Drug Profile Summary
- Mechanism of Action: Cilnidipine: Calcium channel blockade; Metoprolol: Beta-1 adrenergic receptor blockade.
- Side Effects: Headache, dizziness, fatigue, edema, nausea, bradycardia.
- Contraindications: Severe bradycardia, heart block, heart failure, pregnancy.
- Drug Interactions: Other antihypertensives, CCBs, beta-blockers, CYP3A4/2D6 inhibitors.
- Pregnancy & Breastfeeding: Contraindicated in pregnancy; not recommended during breastfeeding.
- Dosage: 10/25 or 10/50 mg once daily, adjusted based on patient response.
- Monitoring Parameters: Blood pressure, heart rate, electrolytes.
Precautions
- Assess renal and hepatic function before initiating therapy.
- Monitor for hypotension, bradycardia, and signs of heart failure.
- Caution in patients with diabetes, asthma, COPD, or peripheral vascular disease.
- Avoid abrupt discontinuation.
FAQs (Frequently Asked Questions)
Q1: What is the recommended dosage for Cilnidipine + Metoprolol Succinate?
A: The usual starting dose is one tablet of 10 mg cilnidipine and 25 mg or 50 mg metoprolol succinate once daily, adjusted as needed based on blood pressure response.
Q2: Can this combination be used in children?
A: No, it is not recommended for children under 18 years of age.
Q3: What are the common side effects?
A: Headache, dizziness, fatigue, ankle swelling, nausea, and slow heart rate are common side effects.
Q4: Are there any serious side effects to watch out for?
A: Yes, rare but serious side effects include severe low blood pressure, heart block, and worsening of heart failure.
Q5: What are the contraindications to using this combination?
A: Contraindications include hypersensitivity, severe bradycardia, heart block, heart failure, and pregnancy.
Q6: Does this combination interact with other medications?
A: Yes, it can interact with other blood pressure medications, certain heart medications, and some antibiotics. Consult with a pharmacist or physician for specific interactions.

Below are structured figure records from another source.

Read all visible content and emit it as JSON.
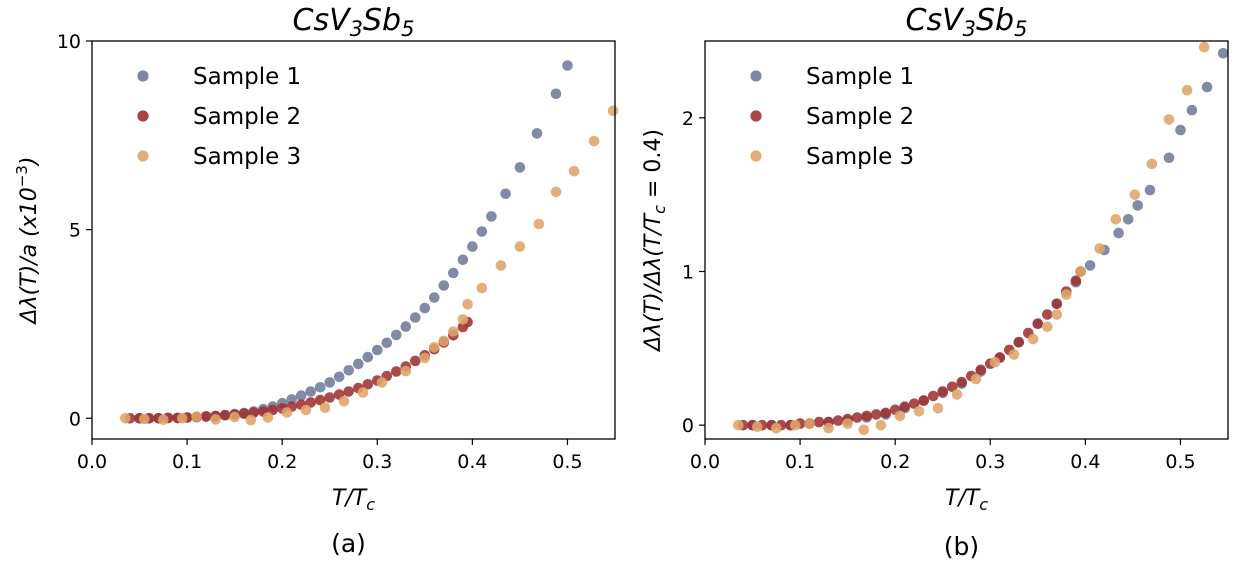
{
  "chart_data": [
    {
      "type": "scatter",
      "title": "CsV3Sb5",
      "xlabel": "T/Tc",
      "ylabel": "Δλ(T)/a (x10⁻³)",
      "panel_label": "(a)",
      "xlim": [
        0.0,
        0.55
      ],
      "ylim": [
        -0.55,
        10.0
      ],
      "xticks": [
        0.0,
        0.1,
        0.2,
        0.3,
        0.4,
        0.5
      ],
      "xtick_labels": [
        "0.0",
        "0.1",
        "0.2",
        "0.3",
        "0.4",
        "0.5"
      ],
      "yticks": [
        0,
        5,
        10
      ],
      "ytick_labels": [
        "0",
        "5",
        "10"
      ],
      "grid": false,
      "legend_position": "top-left",
      "series": [
        {
          "name": "Sample 1",
          "color": "#717a99",
          "points": [
            [
              0.05,
              0.0
            ],
            [
              0.06,
              0.0
            ],
            [
              0.07,
              0.0
            ],
            [
              0.08,
              0.01
            ],
            [
              0.09,
              0.01
            ],
            [
              0.1,
              0.02
            ],
            [
              0.11,
              0.03
            ],
            [
              0.12,
              0.05
            ],
            [
              0.13,
              0.06
            ],
            [
              0.14,
              0.08
            ],
            [
              0.15,
              0.11
            ],
            [
              0.16,
              0.14
            ],
            [
              0.17,
              0.18
            ],
            [
              0.18,
              0.24
            ],
            [
              0.19,
              0.31
            ],
            [
              0.2,
              0.4
            ],
            [
              0.21,
              0.5
            ],
            [
              0.22,
              0.6
            ],
            [
              0.23,
              0.71
            ],
            [
              0.24,
              0.82
            ],
            [
              0.25,
              0.95
            ],
            [
              0.26,
              1.1
            ],
            [
              0.27,
              1.27
            ],
            [
              0.28,
              1.44
            ],
            [
              0.29,
              1.62
            ],
            [
              0.3,
              1.81
            ],
            [
              0.31,
              2.0
            ],
            [
              0.32,
              2.21
            ],
            [
              0.33,
              2.43
            ],
            [
              0.34,
              2.67
            ],
            [
              0.35,
              2.92
            ],
            [
              0.36,
              3.2
            ],
            [
              0.37,
              3.52
            ],
            [
              0.38,
              3.85
            ],
            [
              0.39,
              4.2
            ],
            [
              0.4,
              4.55
            ],
            [
              0.41,
              4.95
            ],
            [
              0.42,
              5.35
            ],
            [
              0.435,
              5.95
            ],
            [
              0.45,
              6.65
            ],
            [
              0.468,
              7.55
            ],
            [
              0.488,
              8.6
            ],
            [
              0.5,
              9.35
            ]
          ]
        },
        {
          "name": "Sample 2",
          "color": "#9e3232",
          "points": [
            [
              0.04,
              0.0
            ],
            [
              0.05,
              0.0
            ],
            [
              0.06,
              0.0
            ],
            [
              0.07,
              0.0
            ],
            [
              0.08,
              0.01
            ],
            [
              0.09,
              0.01
            ],
            [
              0.1,
              0.02
            ],
            [
              0.11,
              0.03
            ],
            [
              0.12,
              0.05
            ],
            [
              0.13,
              0.06
            ],
            [
              0.14,
              0.08
            ],
            [
              0.15,
              0.1
            ],
            [
              0.16,
              0.12
            ],
            [
              0.17,
              0.15
            ],
            [
              0.18,
              0.18
            ],
            [
              0.19,
              0.22
            ],
            [
              0.2,
              0.26
            ],
            [
              0.21,
              0.31
            ],
            [
              0.22,
              0.36
            ],
            [
              0.23,
              0.42
            ],
            [
              0.24,
              0.48
            ],
            [
              0.25,
              0.55
            ],
            [
              0.26,
              0.63
            ],
            [
              0.27,
              0.71
            ],
            [
              0.28,
              0.8
            ],
            [
              0.29,
              0.9
            ],
            [
              0.3,
              1.0
            ],
            [
              0.31,
              1.12
            ],
            [
              0.32,
              1.24
            ],
            [
              0.33,
              1.37
            ],
            [
              0.34,
              1.52
            ],
            [
              0.35,
              1.67
            ],
            [
              0.36,
              1.83
            ],
            [
              0.37,
              2.01
            ],
            [
              0.38,
              2.2
            ],
            [
              0.39,
              2.42
            ],
            [
              0.395,
              2.55
            ]
          ]
        },
        {
          "name": "Sample 3",
          "color": "#dfa56a",
          "points": [
            [
              0.035,
              0.0
            ],
            [
              0.055,
              -0.02
            ],
            [
              0.075,
              -0.04
            ],
            [
              0.095,
              0.0
            ],
            [
              0.11,
              0.04
            ],
            [
              0.13,
              -0.03
            ],
            [
              0.15,
              0.03
            ],
            [
              0.167,
              -0.05
            ],
            [
              0.185,
              0.02
            ],
            [
              0.205,
              0.15
            ],
            [
              0.225,
              0.22
            ],
            [
              0.245,
              0.28
            ],
            [
              0.265,
              0.45
            ],
            [
              0.285,
              0.68
            ],
            [
              0.305,
              0.95
            ],
            [
              0.33,
              1.25
            ],
            [
              0.35,
              1.6
            ],
            [
              0.36,
              1.88
            ],
            [
              0.37,
              2.05
            ],
            [
              0.38,
              2.3
            ],
            [
              0.39,
              2.62
            ],
            [
              0.395,
              3.02
            ],
            [
              0.41,
              3.45
            ],
            [
              0.43,
              4.05
            ],
            [
              0.45,
              4.55
            ],
            [
              0.47,
              5.15
            ],
            [
              0.488,
              6.0
            ],
            [
              0.507,
              6.55
            ],
            [
              0.528,
              7.35
            ],
            [
              0.548,
              8.15
            ]
          ]
        }
      ]
    },
    {
      "type": "scatter",
      "title": "CsV3Sb5",
      "xlabel": "T/Tc",
      "ylabel": "Δλ(T)/Δλ(T/Tc = 0.4)",
      "panel_label": "(b)",
      "xlim": [
        0.0,
        0.55
      ],
      "ylim": [
        -0.09,
        2.5
      ],
      "xticks": [
        0.0,
        0.1,
        0.2,
        0.3,
        0.4,
        0.5
      ],
      "xtick_labels": [
        "0.0",
        "0.1",
        "0.2",
        "0.3",
        "0.4",
        "0.5"
      ],
      "yticks": [
        0,
        1,
        2
      ],
      "ytick_labels": [
        "0",
        "1",
        "2"
      ],
      "grid": false,
      "legend_position": "top-left",
      "series": [
        {
          "name": "Sample 1",
          "color": "#717a99",
          "points": [
            [
              0.05,
              0.0
            ],
            [
              0.07,
              0.0
            ],
            [
              0.09,
              0.0
            ],
            [
              0.11,
              0.01
            ],
            [
              0.13,
              0.02
            ],
            [
              0.15,
              0.03
            ],
            [
              0.17,
              0.05
            ],
            [
              0.19,
              0.07
            ],
            [
              0.21,
              0.11
            ],
            [
              0.23,
              0.16
            ],
            [
              0.25,
              0.21
            ],
            [
              0.27,
              0.27
            ],
            [
              0.29,
              0.35
            ],
            [
              0.31,
              0.44
            ],
            [
              0.33,
              0.54
            ],
            [
              0.35,
              0.66
            ],
            [
              0.37,
              0.79
            ],
            [
              0.39,
              0.93
            ],
            [
              0.405,
              1.04
            ],
            [
              0.42,
              1.14
            ],
            [
              0.435,
              1.25
            ],
            [
              0.445,
              1.34
            ],
            [
              0.455,
              1.43
            ],
            [
              0.468,
              1.53
            ],
            [
              0.488,
              1.74
            ],
            [
              0.5,
              1.92
            ],
            [
              0.512,
              2.05
            ],
            [
              0.528,
              2.2
            ],
            [
              0.545,
              2.42
            ]
          ]
        },
        {
          "name": "Sample 2",
          "color": "#9e3232",
          "points": [
            [
              0.04,
              0.0
            ],
            [
              0.05,
              0.0
            ],
            [
              0.06,
              0.0
            ],
            [
              0.07,
              0.0
            ],
            [
              0.08,
              0.0
            ],
            [
              0.09,
              0.0
            ],
            [
              0.1,
              0.01
            ],
            [
              0.11,
              0.01
            ],
            [
              0.12,
              0.02
            ],
            [
              0.13,
              0.02
            ],
            [
              0.14,
              0.03
            ],
            [
              0.15,
              0.04
            ],
            [
              0.16,
              0.05
            ],
            [
              0.17,
              0.06
            ],
            [
              0.18,
              0.07
            ],
            [
              0.19,
              0.08
            ],
            [
              0.2,
              0.1
            ],
            [
              0.21,
              0.12
            ],
            [
              0.22,
              0.14
            ],
            [
              0.23,
              0.16
            ],
            [
              0.24,
              0.19
            ],
            [
              0.25,
              0.22
            ],
            [
              0.26,
              0.25
            ],
            [
              0.27,
              0.28
            ],
            [
              0.28,
              0.32
            ],
            [
              0.29,
              0.36
            ],
            [
              0.3,
              0.4
            ],
            [
              0.31,
              0.44
            ],
            [
              0.32,
              0.49
            ],
            [
              0.33,
              0.54
            ],
            [
              0.34,
              0.6
            ],
            [
              0.35,
              0.66
            ],
            [
              0.36,
              0.72
            ],
            [
              0.37,
              0.79
            ],
            [
              0.38,
              0.87
            ],
            [
              0.39,
              0.94
            ],
            [
              0.395,
              1.0
            ]
          ]
        },
        {
          "name": "Sample 3",
          "color": "#dfa56a",
          "points": [
            [
              0.035,
              0.0
            ],
            [
              0.055,
              -0.01
            ],
            [
              0.075,
              -0.02
            ],
            [
              0.095,
              0.0
            ],
            [
              0.11,
              0.01
            ],
            [
              0.13,
              -0.02
            ],
            [
              0.15,
              0.01
            ],
            [
              0.167,
              -0.03
            ],
            [
              0.185,
              0.0
            ],
            [
              0.205,
              0.06
            ],
            [
              0.225,
              0.09
            ],
            [
              0.245,
              0.11
            ],
            [
              0.265,
              0.2
            ],
            [
              0.285,
              0.3
            ],
            [
              0.305,
              0.41
            ],
            [
              0.325,
              0.46
            ],
            [
              0.345,
              0.56
            ],
            [
              0.36,
              0.64
            ],
            [
              0.37,
              0.72
            ],
            [
              0.38,
              0.85
            ],
            [
              0.395,
              1.0
            ],
            [
              0.415,
              1.15
            ],
            [
              0.432,
              1.34
            ],
            [
              0.452,
              1.5
            ],
            [
              0.47,
              1.7
            ],
            [
              0.488,
              1.99
            ],
            [
              0.507,
              2.18
            ],
            [
              0.525,
              2.46
            ]
          ]
        }
      ]
    }
  ]
}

Q7: Can I take this medication if I am pregnant or breastfeeding?
A: It is contraindicated during pregnancy and not recommended during breastfeeding.
Q8: What precautions should I take while on this medication?
A: Avoid abrupt discontinuation, monitor blood pressure regularly, and report any unusual symptoms to your doctor.
Q9: What should I do if I miss a dose?
A: Take the missed dose as soon as you remember, unless it is almost time for the next dose. Do not double the dose.
Q10: How does this combination help control blood pressure?
A: Cilnidipine widens blood vessels, while metoprolol slows the heart rate and reduces its workload. Together, they effectively lower blood pressure.